„Noch einige Sondierungsrunden“

ÖVP-Chef Kurz glaubt an längere Verhandlungen, heute trifft er Kogler

ÖVP-Bundesparteiobmann Sebastian Kurz (l.) gratuliert Thomas Steiner, der am Samstag beim Landesparteitag in Parndorf mit 97,4 Prozent der Stimmen als ÖVP-Landesparteiobmann bestätigt wurde. Im Hinblick auf die Landtagswahl am 26. Jänner 2020 meinte Steiner: „Wir haben alles, um unsere Mitbewerber mehr als nur zu fordern“, Wahlziel sei eine ÖVP-Regierungsbeteiligung. Im Burgenland besteht derzeit eine rot-blaue Koalition.
ÖVP-Bundesparteiobmann Sebastian Kurz (l.) gratuliert Thomas Steiner, der am Samstag beim Landesparteitag in Parndorf mit 97,4 Prozent der Stimmen als ÖVP-Landesparteiobmann bestätigt wurde. Im Hinblick auf die Landtagswahl am 26. Jänner 2020 meinte Steiner: „Wir haben alles, um unsere Mitbewerber mehr als nur zu fordern“, Wahlziel sei eine ÖVP-Regierungsbeteiligung. Im Burgenland besteht derzeit eine rot-blaue Koalition. © APA/Volkspartei Burgenland

„Wir werden sicherlich die nächsten Wochen noch brauchen, um in einer Sondierungsphase auszuwählen, mit wem es Sinn macht, in Koalitionsverhandlungen zu starten. Und das ist dann auch noch keine Garantie“, umriss ÖVP-Parteiobmann Sebastian Kurz am Samstag beim burgenländischen ÖVP-Landesparteitag die aktuelle Situation in Sachen Regierungbildung.

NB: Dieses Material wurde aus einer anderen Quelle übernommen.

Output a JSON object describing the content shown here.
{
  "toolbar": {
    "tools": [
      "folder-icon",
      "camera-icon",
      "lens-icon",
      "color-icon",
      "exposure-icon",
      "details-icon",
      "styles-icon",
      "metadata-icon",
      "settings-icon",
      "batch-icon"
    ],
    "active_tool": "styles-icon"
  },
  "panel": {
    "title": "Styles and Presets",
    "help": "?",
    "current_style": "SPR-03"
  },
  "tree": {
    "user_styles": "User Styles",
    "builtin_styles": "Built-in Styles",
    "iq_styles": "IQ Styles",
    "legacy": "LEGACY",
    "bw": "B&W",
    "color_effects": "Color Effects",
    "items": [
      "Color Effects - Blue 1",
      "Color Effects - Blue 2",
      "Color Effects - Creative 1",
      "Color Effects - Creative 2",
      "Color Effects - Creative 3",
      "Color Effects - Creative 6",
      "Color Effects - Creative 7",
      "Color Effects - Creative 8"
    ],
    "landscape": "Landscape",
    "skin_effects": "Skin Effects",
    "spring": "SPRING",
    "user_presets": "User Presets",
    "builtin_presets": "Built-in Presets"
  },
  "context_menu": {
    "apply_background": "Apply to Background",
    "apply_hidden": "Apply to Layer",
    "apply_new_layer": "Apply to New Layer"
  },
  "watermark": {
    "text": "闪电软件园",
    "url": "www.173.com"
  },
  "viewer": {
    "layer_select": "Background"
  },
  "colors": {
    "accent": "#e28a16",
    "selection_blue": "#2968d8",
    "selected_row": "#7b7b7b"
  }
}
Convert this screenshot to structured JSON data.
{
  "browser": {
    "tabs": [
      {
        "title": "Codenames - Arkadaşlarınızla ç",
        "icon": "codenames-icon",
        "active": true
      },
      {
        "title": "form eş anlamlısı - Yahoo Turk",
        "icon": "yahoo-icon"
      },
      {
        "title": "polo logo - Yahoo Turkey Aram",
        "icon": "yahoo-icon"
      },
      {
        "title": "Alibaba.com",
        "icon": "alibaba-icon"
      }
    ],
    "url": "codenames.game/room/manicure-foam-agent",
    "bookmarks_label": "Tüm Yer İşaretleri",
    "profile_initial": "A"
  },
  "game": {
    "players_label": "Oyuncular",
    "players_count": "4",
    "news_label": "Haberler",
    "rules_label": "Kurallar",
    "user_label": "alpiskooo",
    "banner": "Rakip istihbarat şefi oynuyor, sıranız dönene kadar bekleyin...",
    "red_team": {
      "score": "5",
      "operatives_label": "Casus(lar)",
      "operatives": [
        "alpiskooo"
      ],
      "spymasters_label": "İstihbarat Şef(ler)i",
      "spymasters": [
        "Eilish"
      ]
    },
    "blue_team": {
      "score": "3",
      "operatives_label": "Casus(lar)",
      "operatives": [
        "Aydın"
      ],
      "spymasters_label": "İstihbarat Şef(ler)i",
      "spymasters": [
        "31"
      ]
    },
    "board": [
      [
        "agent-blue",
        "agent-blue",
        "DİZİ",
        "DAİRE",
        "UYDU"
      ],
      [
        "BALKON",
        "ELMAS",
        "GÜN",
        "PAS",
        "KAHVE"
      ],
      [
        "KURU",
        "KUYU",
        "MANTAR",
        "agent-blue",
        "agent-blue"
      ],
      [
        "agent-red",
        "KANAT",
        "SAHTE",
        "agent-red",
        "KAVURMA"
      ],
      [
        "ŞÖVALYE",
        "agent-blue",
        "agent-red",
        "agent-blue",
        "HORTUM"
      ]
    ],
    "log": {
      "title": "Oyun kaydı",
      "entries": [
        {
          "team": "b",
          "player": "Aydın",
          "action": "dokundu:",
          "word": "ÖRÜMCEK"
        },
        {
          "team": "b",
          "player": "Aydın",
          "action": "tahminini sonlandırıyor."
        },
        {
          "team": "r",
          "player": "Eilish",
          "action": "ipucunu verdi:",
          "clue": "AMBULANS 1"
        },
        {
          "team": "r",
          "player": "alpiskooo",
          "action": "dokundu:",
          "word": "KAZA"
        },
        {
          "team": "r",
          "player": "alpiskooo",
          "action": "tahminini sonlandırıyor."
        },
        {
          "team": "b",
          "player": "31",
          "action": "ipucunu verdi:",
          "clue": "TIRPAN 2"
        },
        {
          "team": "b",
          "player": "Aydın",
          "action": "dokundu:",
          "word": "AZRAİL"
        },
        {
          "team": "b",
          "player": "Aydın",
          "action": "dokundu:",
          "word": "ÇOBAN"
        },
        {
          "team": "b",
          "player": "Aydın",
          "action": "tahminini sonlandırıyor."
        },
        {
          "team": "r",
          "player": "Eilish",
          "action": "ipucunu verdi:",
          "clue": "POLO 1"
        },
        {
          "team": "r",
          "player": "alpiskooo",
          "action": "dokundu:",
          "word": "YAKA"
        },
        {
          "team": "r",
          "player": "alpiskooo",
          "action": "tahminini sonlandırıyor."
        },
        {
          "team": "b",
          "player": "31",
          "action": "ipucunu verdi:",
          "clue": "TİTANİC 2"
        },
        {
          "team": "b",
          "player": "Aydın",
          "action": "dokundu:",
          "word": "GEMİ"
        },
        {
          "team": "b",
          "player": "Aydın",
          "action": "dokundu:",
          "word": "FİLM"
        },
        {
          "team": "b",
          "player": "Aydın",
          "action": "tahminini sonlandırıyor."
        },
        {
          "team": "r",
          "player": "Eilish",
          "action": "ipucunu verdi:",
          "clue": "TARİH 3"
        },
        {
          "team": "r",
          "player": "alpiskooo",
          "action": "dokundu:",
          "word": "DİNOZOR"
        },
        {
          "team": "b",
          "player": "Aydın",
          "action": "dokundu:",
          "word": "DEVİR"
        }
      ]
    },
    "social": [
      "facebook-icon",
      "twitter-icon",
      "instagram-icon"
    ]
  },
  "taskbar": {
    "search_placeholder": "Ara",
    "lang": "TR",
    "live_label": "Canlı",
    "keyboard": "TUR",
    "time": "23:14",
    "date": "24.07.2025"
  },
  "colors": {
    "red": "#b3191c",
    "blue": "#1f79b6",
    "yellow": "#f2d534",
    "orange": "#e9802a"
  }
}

Klar ist: Heute, Montag, wird Kurz am Nachmittag ein Vier-Augen-Gespräch mit Grünen-Bundesprecher Werner Kogler führen, am Donnerstag dann gibt es ein weiteres Treffen der sechsköpfigen Verhandlungsteams von Neos und ÖVP.

Man habe mit Neos und Grünen „eine erste, gute Sondierungsrunde“hinter sich gebracht, so der ÖVP-Parteiobmann, es werde aber „auf jeden Fall noch notwendig sein, da noch einige Sondierungsrunden zu drehen“. Das „große Ziel“ sei klar — nämlich das, was man als Volkspartei für richtig erachte, auch umzusetzen. Man werde sich aber Mühe geben, dass bei den Verhandlungen „nicht nur die Qualität, sondern auch das Tempo stimmt“. Bei den Regierungsverhandlungen komme man in eine Phase, wo die Wünsche in der Bevölkerung höchst unterschiedliche seien und wo die Situation teilweise recht schwierig zu überblicken sei, wenn man sich die anderen Parteien anschaue, meinte Kurz.

Kein grünes Mascherl

Grünen-Chef Kogler will bei seinem heutigen Treffen mit Kurz den weiteren Fahrplan für die Sondierungen besprechen und auch die „Inhalte des Sondierens“klären. Als Grüne Schwerpunkte nannte er neben Klimaschutz und Transparenz auch Kinderarmut, Informationsfreiheit und die Wiederherstellung des Vertrauens in die Justiz. Außerdem werde es einen „Kassasturz“ über das Budget der nächsten fünf Jahre geben.

Eine bloße Fortsetzung der schwarz-blauen Politik „mit einem grünen Mascherl“ werde es nicht geben, das sei 2002 zu wenig gewesen, „und das gilt auch für jetzt“, betonte Kogler am Samstag im Ö1-Radio. Jedenfalls will Kogler auf eine „ökologisch-soziale“ Steuerreform drängen, insgesamt solle es aber „zu keiner Steuererhöhung kommen, es geht um Umschichtung, um Kostenwahrheit“.